From the kinetic-molecular theory of an ideal gas (Chapter 15\()\) we know that the average kinetic energy of an atom is \(\frac{3}{2} k T\) . What is the wavelength of a photon that has this energy for a temperature of \(27^{\circ} \mathrm{C} ?\)

Short Answer

Expert verified
The wavelength of the photon is \(3.20 \times 10^{-5}\, \mathrm{m}\).

Step by step solution

01

Convert Celsius to Kelvin

To use the kinetic energy formula, we need the temperature in Kelvin.
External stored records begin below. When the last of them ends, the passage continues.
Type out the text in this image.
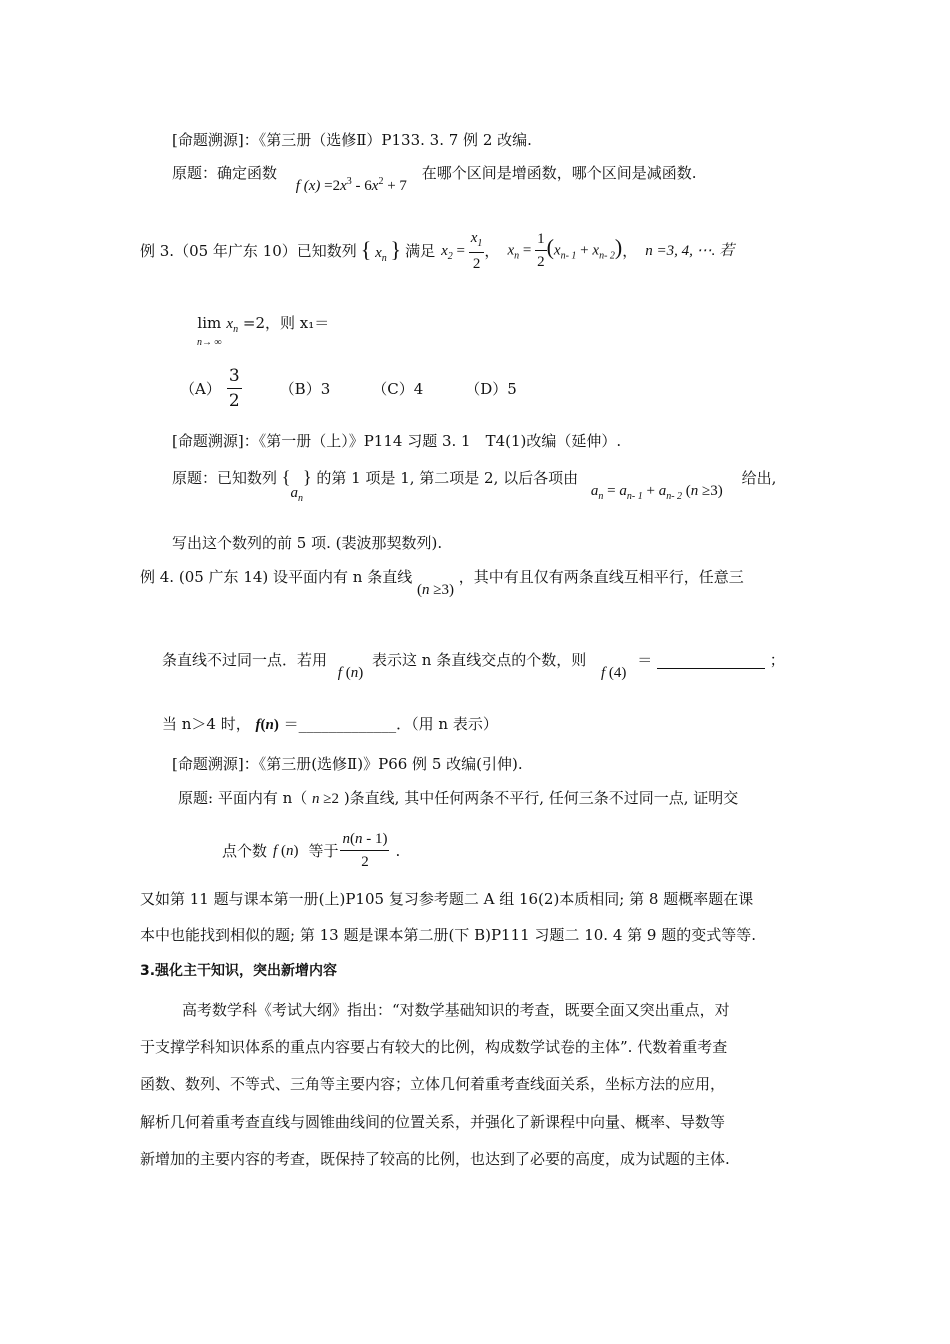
[命题溯源]：《第三册（选修Ⅱ）P133. 3. 7 例 2 改编.
原题：确定函数 f $(x) =2x^3 - 6x^2 + 7$ 在哪个区间是增函数，哪个区间是减函数.
例 3.（05 年广东 10）已知数列 { $x_n$ } 满足 $x_2 = \frac{x_1}{2}$ ， $x_n = \frac{1}{2} (x_{n- 1} + x_{n- 2})$ ， n =3, 4, ⋯. 若
lim
n→ ∞ $x_n =2$，则 x₁＝
$(A) \frac{3}{2}$	（B）3	（C）4	（D）5
[命题溯源]：《第一册（上）》P114 习题 3. 1　T4(1)改编（延伸）.
原题：已知数列 $\{a_n\}$ 的第 1 项是 1, 第二项是 2, 以后各项由 $a_n = a_{n- 1} + a_{n- 2}$ (n ≥3) 给出,
写出这个数列的前 5 项. (裴波那契数列).
例 4. (05 广东 14) 设平面内有 n 条直线 (n ≥3) ，其中有且仅有两条直线互相平行，任意三
条直线不过同一点．若用 f (n) 表示这 n 条直线交点的个数，则 f (4) ＝	；
当 n＞4 时， f(n) ＝_____________．（用 n 表示）
[命题溯源]：《第三册(选修Ⅱ)》P66 例 5 改编(引伸).
原题: 平面内有 n（ n ≥2 )条直线, 其中任何两条不平行, 任何三条不过同一点, 证明交
点个数 f (n) 等于 $\frac{n(n - 1)}{2}$ .
又如第 11 题与课本第一册(上)P105 复习参考题二 A 组 16(2)本质相同; 第 8 题概率题在课
本中也能找到相似的题; 第 13 题是课本第二册(下 B)P111 习题二 10. 4 第 9 题的变式等等.
3.强化主干知识，突出新增内容
高考数学科《考试大纲》指出：“对数学基础知识的考查，既要全面又突出重点，对
于支撑学科知识体系的重点内容要占有较大的比例，构成数学试卷的主体”. 代数着重考查
函数、数列、不等式、三角等主要内容；立体几何着重考查线面关系，坐标方法的应用，
解析几何着重考查直线与圆锥曲线间的位置关系，并强化了新课程中向量、概率、导数等
新增加的主要内容的考查，既保持了较高的比例，也达到了必要的高度，成为试题的主体.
Convert \(27^{\circ} \mathrm{C}\) to Kelvin by adding 273.15: \(T = 27 + 273.15 = 300.15\, \mathrm{K}\).
02

Calculate average kinetic energy

Using the formula for average kinetic energy, \(KE = \frac{3}{2} k T\), where \(k\) is the Boltzmann constant \(= 1.38 \times 10^{-23} \mathrm{J/K}\). Substitute \(T = 300.15\, \mathrm{K}\): \(KE = \frac{3}{2} \times 1.38 \times 10^{-23} \times 300.15\).
03

Simplify kinetic energy calculation

Perform the multiplication: \(KE = 3 \times 1.38 \times 10^{-23} \times 150.075 = 6.21 \times 10^{-21}\, \mathrm{J}\).
04

Relate energy to wavelength of a photon

Using the relation \(E = \frac{hc}{\lambda}\), where \(h = 6.626 \times 10^{-34}\, \mathrm{Js}\) is Planck's constant and \(c = 3.00 \times 10^8\, \mathrm{m/s}\) is the speed of light. Solve for \(\lambda\): \(\lambda = \frac{hc}{E}\).
05

Calculate the wavelength of the photon

Substitute \(E = 6.21 \times 10^{-21}\, \mathrm{J}\) into the wavelength formula: \(\lambda = \frac{6.626 \times 10^{-34} \times 3.00 \times 10^8}{6.21 \times 10^{-21}}\).
06

Simplify the wavelength calculation

Perform the calculation: \(\lambda = \frac{1.9878 \times 10^{-25}}{6.21 \times 10^{-21}} = 3.20 \times 10^{-5}\, \mathrm{m}\).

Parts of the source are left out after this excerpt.